The life of a CFL is significantly shorter if it is used only for a few minutes at a time. Lab tests demonstrated that lifespan can be reduced down to 15% in the case of a 5 minute on/off cycle.
1.2.2.3 Low Pressure Sodium Lamps
A low pressure sodium lamp consists of a tube made of special sodium-resistant glass containing sodium and a neon-argon gas mixture. These lamps usually require 5 to 10 minutes to warm up. This light is basically monochromatic orange-yellow. This monochromatic light causes a dramatic lack of colour rendition: everything comes out in an orange-yellow version of black and white. Hence, low pressure sodium lamps are not suitable for use in homes, offices, workshops, etc. But they are widely used for street lighting purposes.
Low pressure sodium lamps are the most energy efficient visible light sources in common use. These lamps have luminous efficacies as high as 180 lumens per Watt, whereas a typical incandescent lamp has around 12 lumens per Watt and a standard fluorescent lamp has around 45 lumens per Watt.
1.2.3 Light Emitting Diodes (LEDs)
LEDs are semiconductor devices similar to p-n junction diodes, specially engineered to emit visible light of a particular wavelength, giving out a specific colour.
On supplying electrical power to an LED, electrons are made to “fall” from a high energy level to a low energy level inside the semiconductor material, releasing some energy, which is perceived as visible light.

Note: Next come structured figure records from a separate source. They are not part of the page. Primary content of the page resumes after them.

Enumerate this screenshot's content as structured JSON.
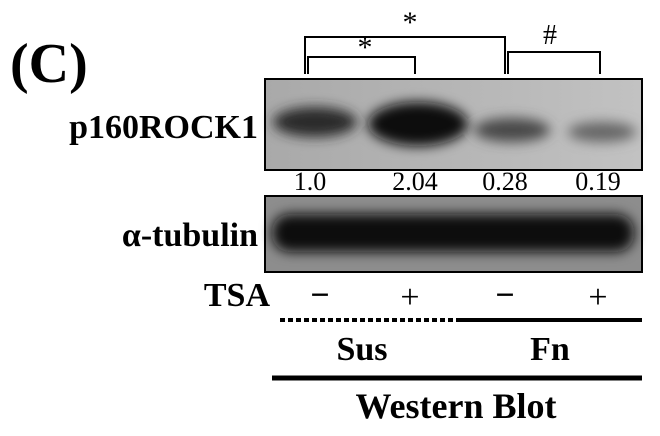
{
  "panel_label": "(C)",
  "significance": {
    "outer": "*",
    "inner": "*",
    "fn_pair": "#"
  },
  "blots": [
    {
      "label": "p160ROCK1",
      "quantification": [
        "1.0",
        "2.04",
        "0.28",
        "0.19"
      ]
    },
    {
      "label": "α-tubulin"
    }
  ],
  "treatment": {
    "label": "TSA",
    "lanes": [
      "−",
      "+",
      "−",
      "+"
    ]
  },
  "groups": [
    "Sus",
    "Fn"
  ],
  "method": "Western Blot"
}
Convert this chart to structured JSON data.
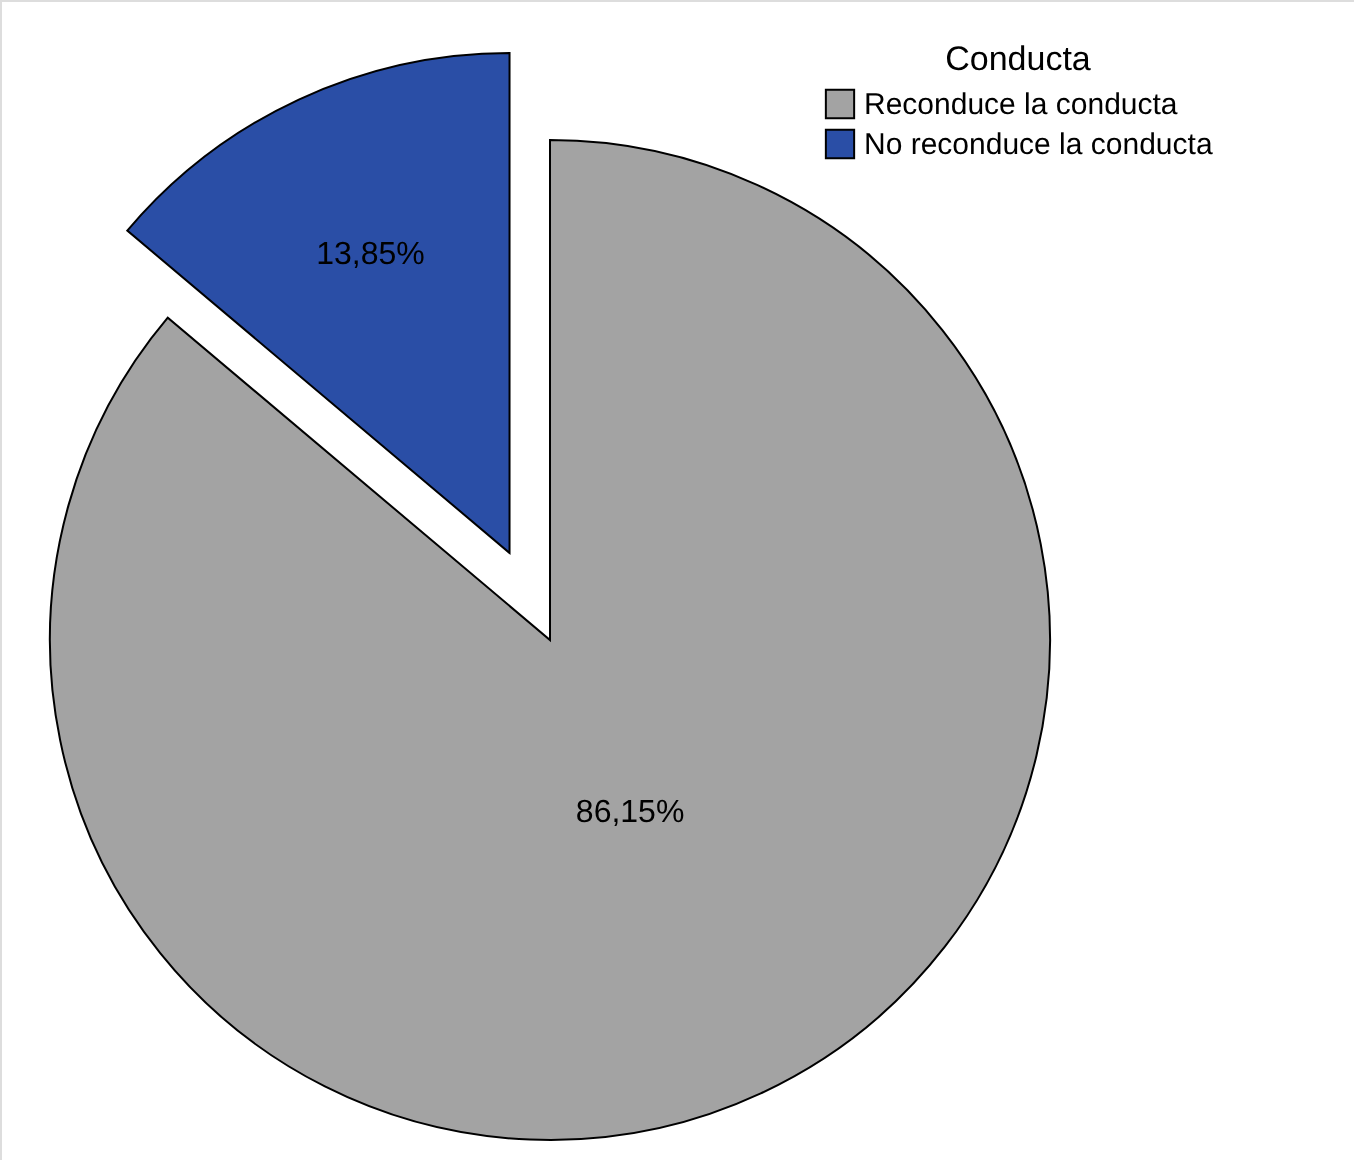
{
  "chart_data": {
    "type": "pie",
    "legend_title": "Conducta",
    "legend": "top right",
    "categories": [
      "Reconduce la conducta",
      "No reconduce la conducta"
    ],
    "values": [
      86.15,
      13.85
    ],
    "colors": [
      "#a3a3a3",
      "#2a4ea6"
    ],
    "value_labels": [
      "86,15%",
      "13,85%"
    ]
  }
}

LEDs are usually monochromatic and are very energy-efficient and therefore used extensively as indicator lamps on many electronic devices. Red, green, and orange LEDs as indicator lamps are usually well known. They are usually operated with no more than 20 – 70 mW of electrical power and not adequate for lighting purposes. However, the development of bright white LEDs advanced rapidly in recent years and is achieving fast access to the market. In 1999, the first 1 W white LEDs came on the market. In 2002, first 5 W models were available.

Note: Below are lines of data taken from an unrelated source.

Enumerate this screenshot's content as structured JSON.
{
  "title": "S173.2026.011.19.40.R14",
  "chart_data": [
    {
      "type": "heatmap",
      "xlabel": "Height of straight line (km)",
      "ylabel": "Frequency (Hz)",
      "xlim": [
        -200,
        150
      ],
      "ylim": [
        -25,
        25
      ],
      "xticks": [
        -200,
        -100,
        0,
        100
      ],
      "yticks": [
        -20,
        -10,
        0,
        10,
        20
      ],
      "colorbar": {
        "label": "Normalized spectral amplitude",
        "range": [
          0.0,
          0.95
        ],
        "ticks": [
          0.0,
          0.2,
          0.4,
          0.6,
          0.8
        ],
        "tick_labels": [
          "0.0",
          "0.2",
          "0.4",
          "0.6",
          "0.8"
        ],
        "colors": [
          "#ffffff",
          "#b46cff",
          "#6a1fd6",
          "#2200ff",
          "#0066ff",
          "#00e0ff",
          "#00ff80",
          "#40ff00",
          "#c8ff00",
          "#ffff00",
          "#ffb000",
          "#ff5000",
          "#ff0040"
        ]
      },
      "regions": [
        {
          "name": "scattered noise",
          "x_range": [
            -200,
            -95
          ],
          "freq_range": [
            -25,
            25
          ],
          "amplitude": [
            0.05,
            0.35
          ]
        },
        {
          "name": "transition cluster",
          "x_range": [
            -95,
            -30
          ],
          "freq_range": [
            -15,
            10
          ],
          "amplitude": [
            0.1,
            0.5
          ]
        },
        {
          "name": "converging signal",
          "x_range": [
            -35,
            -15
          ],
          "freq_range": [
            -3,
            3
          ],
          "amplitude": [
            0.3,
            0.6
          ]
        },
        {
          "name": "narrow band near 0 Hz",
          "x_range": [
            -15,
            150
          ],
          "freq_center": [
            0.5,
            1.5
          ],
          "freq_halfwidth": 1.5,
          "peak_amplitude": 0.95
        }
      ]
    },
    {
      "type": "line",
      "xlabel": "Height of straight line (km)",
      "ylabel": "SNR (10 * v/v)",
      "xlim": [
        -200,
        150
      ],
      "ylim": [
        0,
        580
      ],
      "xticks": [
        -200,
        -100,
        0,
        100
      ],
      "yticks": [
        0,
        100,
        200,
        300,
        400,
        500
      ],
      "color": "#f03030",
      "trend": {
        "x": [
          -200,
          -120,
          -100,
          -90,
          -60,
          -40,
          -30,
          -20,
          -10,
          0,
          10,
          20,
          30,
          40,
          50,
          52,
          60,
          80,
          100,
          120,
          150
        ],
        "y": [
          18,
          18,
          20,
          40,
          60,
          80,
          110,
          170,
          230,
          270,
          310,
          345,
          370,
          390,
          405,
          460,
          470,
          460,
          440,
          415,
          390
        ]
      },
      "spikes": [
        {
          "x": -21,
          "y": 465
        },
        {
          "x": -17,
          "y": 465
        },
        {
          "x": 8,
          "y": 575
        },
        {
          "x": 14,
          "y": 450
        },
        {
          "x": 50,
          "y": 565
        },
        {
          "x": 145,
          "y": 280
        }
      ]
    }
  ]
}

Parallel to this augmentation of the total power there has been also a dramatic increase in the luminous efficacies (see chapter 3.3) of LEDs during the past few years. Today the LEDs attain similar efficacy as CFLs and it is projected to increase further. In the last years, the price of bright white LEDs has fallen drastically and their availability increased considerably. Hence, LEDs are now used in many appliances like torches, bicycles and car lighting and are considered more and more for main stream lighting purposes.

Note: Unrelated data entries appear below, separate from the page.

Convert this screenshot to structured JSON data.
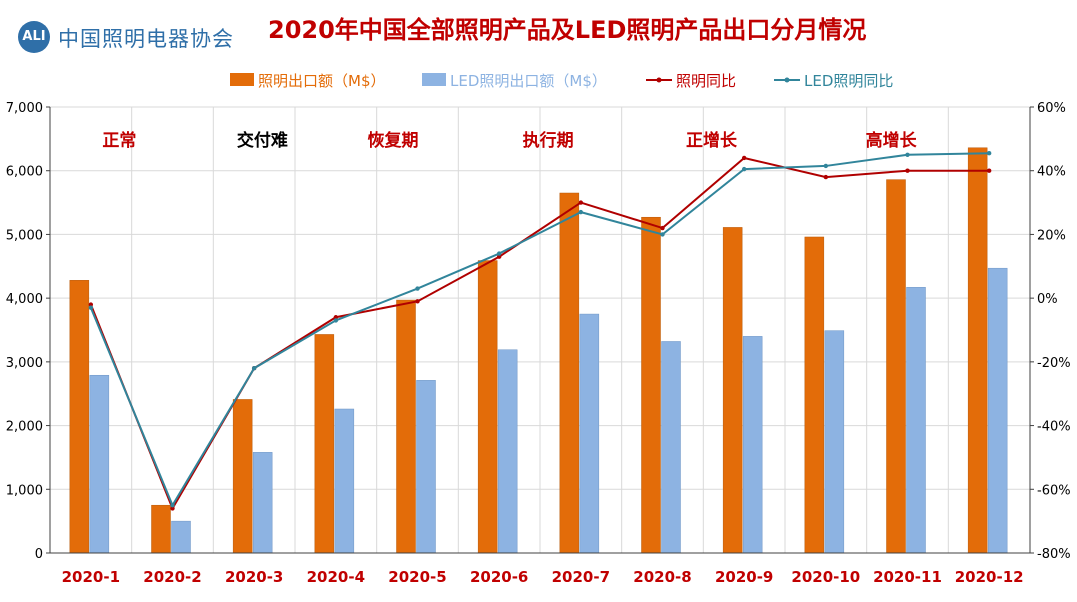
{
  "logo": {
    "badge": "ALI",
    "text": "中国照明电器协会"
  },
  "chart_data": {
    "type": "bar",
    "title": "2020年中国全部照明产品及LED照明产品出口分月情况",
    "categories": [
      "2020-1",
      "2020-2",
      "2020-3",
      "2020-4",
      "2020-5",
      "2020-6",
      "2020-7",
      "2020-8",
      "2020-9",
      "2020-10",
      "2020-11",
      "2020-12"
    ],
    "y_left": {
      "min": 0,
      "max": 7000,
      "ticks": [
        "0",
        "1,000",
        "2,000",
        "3,000",
        "4,000",
        "5,000",
        "6,000",
        "7,000"
      ]
    },
    "y_right": {
      "min": -80,
      "max": 60,
      "ticks": [
        "-80%",
        "-60%",
        "-40%",
        "-20%",
        "0%",
        "20%",
        "40%",
        "60%"
      ]
    },
    "bar_series": [
      {
        "name": "照明出口额（M$）",
        "color": "#e36c09",
        "values": [
          4280,
          750,
          2410,
          3430,
          3970,
          4590,
          5650,
          5270,
          5110,
          4960,
          5860,
          6360
        ]
      },
      {
        "name": "LED照明出口额（M$）",
        "color": "#8db3e2",
        "values": [
          2790,
          500,
          1580,
          2260,
          2710,
          3190,
          3750,
          3320,
          3400,
          3490,
          4170,
          4470
        ]
      }
    ],
    "line_series": [
      {
        "name": "照明同比",
        "color": "#b00000",
        "axis": "right",
        "values": [
          -2,
          -66,
          -22,
          -6,
          -1,
          13,
          30,
          22,
          44,
          38,
          40,
          40
        ]
      },
      {
        "name": "LED照明同比",
        "color": "#31859b",
        "axis": "right",
        "values": [
          -3,
          -65,
          -22,
          -7,
          3,
          14,
          27,
          20,
          40.5,
          41.5,
          45,
          45.5
        ]
      }
    ],
    "phases": [
      {
        "label": "正常",
        "color": "#c00000",
        "category_index": 0.35
      },
      {
        "label": "交付难",
        "color": "#000000",
        "category_index": 2.1
      },
      {
        "label": "恢复期",
        "color": "#c00000",
        "category_index": 3.7
      },
      {
        "label": "执行期",
        "color": "#c00000",
        "category_index": 5.6
      },
      {
        "label": "正增长",
        "color": "#c00000",
        "category_index": 7.6
      },
      {
        "label": "高增长",
        "color": "#c00000",
        "category_index": 9.8
      }
    ],
    "grid": true,
    "legend": "top"
  }
}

LEDs have a longer life than the incandescent lamps and all types of gas discharge lamps. As they are solid-state devices, theoretically they offer operating periods of 100,000 to 150,000 hours. But they are the same time sensitive to ambient temperatures what caused some problems in first projects on LEDs as lighting devices in the tropics. A study by Lumitex Inc., U.S.A, indicates a substantial fall in the life of an LED, at elevated ambient temperatures (Fig. 4). Hence, special care must be taken to house LEDs properly, to ensure expected life. Life here implies, the time taken for the light output to fall to its 50% value, when compared to its initial light output.